Nobby (Baron Cohen, who also co-wrote the script) and Seb (Mark Strong) are long-lost brothers, though they couldn’t be more different. Seb is a suave secret agent whereas Nobby is a pig-ignorant chav living in the titular seaport, fixated on football, beer and having sex with his fat, flatulent wife (Rebel Wilson, inevitably). He has an ‘England’ tattoo on his back, a bad case of perpetual builder’s bum, and a passel of kids with names like Skeletor and Django Unchained. “And this is Luke,” he says, introducing Seb to a young lad with no hair. “We call him that ’cos he’s got leukaemia.”
It’s OK, he doesn’t really (they just say he does to get benefits): the film doesn’t actually make fun of children with leukaemia – but part of the reason why it belongs on the ‘clever’ side of the ledger is the satirist’s glee with which it takes aim at forbidden targets, the more self-righteous the better. Daniel Radcliffe, with his eminently punchable face, doesn’t really count (though wishing a slow lingering death on Harry Potter is a bold move) – but there’s also, for instance, “Middle East peace symbol Schlomo Khalidi”, a little boy in a wheelchair whose Malala-like virtue and purity are ferociously mocked. The Brothers Grimsby is essentially political and extremely class-conscious, basically asking the question ‘Why should some people be revered while others are beneath contempt?’. Chavs like Nobby are the dreaded “underclass”, “the scum”, “the idiots”, viewed as embarrassingly crude, worthless and (here’s the dangerous part) disposable; as in his Ali G days, SBC puts the bourgeoisie face-to-face with its worst nightmare – though it’s also not 100 per cent clear where he himself (a nice Jewish middle-class boy) stands on the matter. Grimsby is about two-thirds immature and one-third formidably smart, an unusual balance.
It’s also very funny, even for someone (like me) who has zero patience with gross-out humour. There’s more to the film than bodily fluids and obvious provocations. Baron Cohen does double entendres and Carry On smut like nobody else; 50 years ago, he could’ve been writing West End farces. The not-very-good Ali G movie nonetheless contained a hilarious scene where Ali was talking about porn stars going in “through the back door” and his Cabinet colleagues thought he was talking about asylum seekers – and Grimsby does an even more extended balancing act where Nobby, having mistaken a maid for a femme fatale and vice versa, asks the ‘maid’ to clean up a revolting mess while she talks about something else altogether. “It’s enormous”. “I bet it tastes like strawberries.” “How do you know that when I see it I’m not going to fall madly in love with you?” And so on.

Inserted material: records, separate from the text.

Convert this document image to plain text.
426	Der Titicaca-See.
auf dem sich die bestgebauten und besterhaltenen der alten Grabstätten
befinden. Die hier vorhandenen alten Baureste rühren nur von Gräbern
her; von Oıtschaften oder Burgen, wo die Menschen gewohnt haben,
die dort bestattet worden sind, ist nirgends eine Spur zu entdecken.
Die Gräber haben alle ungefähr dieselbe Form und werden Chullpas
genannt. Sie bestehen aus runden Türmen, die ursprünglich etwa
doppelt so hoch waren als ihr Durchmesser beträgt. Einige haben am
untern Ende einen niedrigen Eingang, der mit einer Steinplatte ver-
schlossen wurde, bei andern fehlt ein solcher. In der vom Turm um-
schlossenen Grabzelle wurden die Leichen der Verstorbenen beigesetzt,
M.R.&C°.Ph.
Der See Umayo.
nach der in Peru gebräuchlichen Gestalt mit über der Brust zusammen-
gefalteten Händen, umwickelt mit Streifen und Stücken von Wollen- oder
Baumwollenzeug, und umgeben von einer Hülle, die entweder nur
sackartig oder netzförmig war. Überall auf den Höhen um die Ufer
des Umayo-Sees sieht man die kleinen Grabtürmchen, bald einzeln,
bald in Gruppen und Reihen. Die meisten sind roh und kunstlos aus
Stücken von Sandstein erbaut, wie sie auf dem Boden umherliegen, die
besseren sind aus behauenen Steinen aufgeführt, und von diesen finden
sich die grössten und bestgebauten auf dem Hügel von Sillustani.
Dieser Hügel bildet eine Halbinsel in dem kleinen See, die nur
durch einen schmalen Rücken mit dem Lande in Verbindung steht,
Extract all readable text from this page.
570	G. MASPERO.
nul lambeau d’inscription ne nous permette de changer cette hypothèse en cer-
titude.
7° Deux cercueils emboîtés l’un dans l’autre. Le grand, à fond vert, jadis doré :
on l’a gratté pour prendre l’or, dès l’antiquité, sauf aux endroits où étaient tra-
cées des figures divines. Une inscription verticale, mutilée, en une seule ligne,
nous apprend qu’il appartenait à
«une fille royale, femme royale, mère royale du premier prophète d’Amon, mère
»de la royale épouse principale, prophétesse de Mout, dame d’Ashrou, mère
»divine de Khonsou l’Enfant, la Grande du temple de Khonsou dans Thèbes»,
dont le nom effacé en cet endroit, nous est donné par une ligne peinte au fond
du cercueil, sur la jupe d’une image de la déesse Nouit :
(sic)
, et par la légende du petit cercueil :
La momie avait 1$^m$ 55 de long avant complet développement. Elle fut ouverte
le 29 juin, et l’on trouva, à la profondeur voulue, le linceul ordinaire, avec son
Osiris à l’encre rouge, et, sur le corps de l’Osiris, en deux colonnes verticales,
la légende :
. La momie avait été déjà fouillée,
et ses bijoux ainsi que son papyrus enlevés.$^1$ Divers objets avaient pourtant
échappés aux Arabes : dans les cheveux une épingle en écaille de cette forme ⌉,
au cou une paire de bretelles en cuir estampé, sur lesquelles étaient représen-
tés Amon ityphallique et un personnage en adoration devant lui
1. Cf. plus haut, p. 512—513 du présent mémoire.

I admit I was slightly on the fence about Brothers Grimsby – but the film finally outdoes even The Dictator (which itself was wildly underrated) in two important ways. Firstly, it works as an action movie, courtesy of hired gun Louis Leterrier who made his name on Luc Besson joints like The Transporter (part of me hopes he was hired just because SBC thought it’d be funny to have a director called ‘Louis the terrier’). Secondly, despite the grossness, it works in a family-values, Spielbergian way, the brothers’ reunion – set up in childhood flashbacks – surprisingly sweet and aww-inspiring. You may want to cheer when Nobby and Sebastian finally join forces to save the day, even though it involves dropping their trousers and … well, never mind about that. Trust me: it’s smarter than it looks.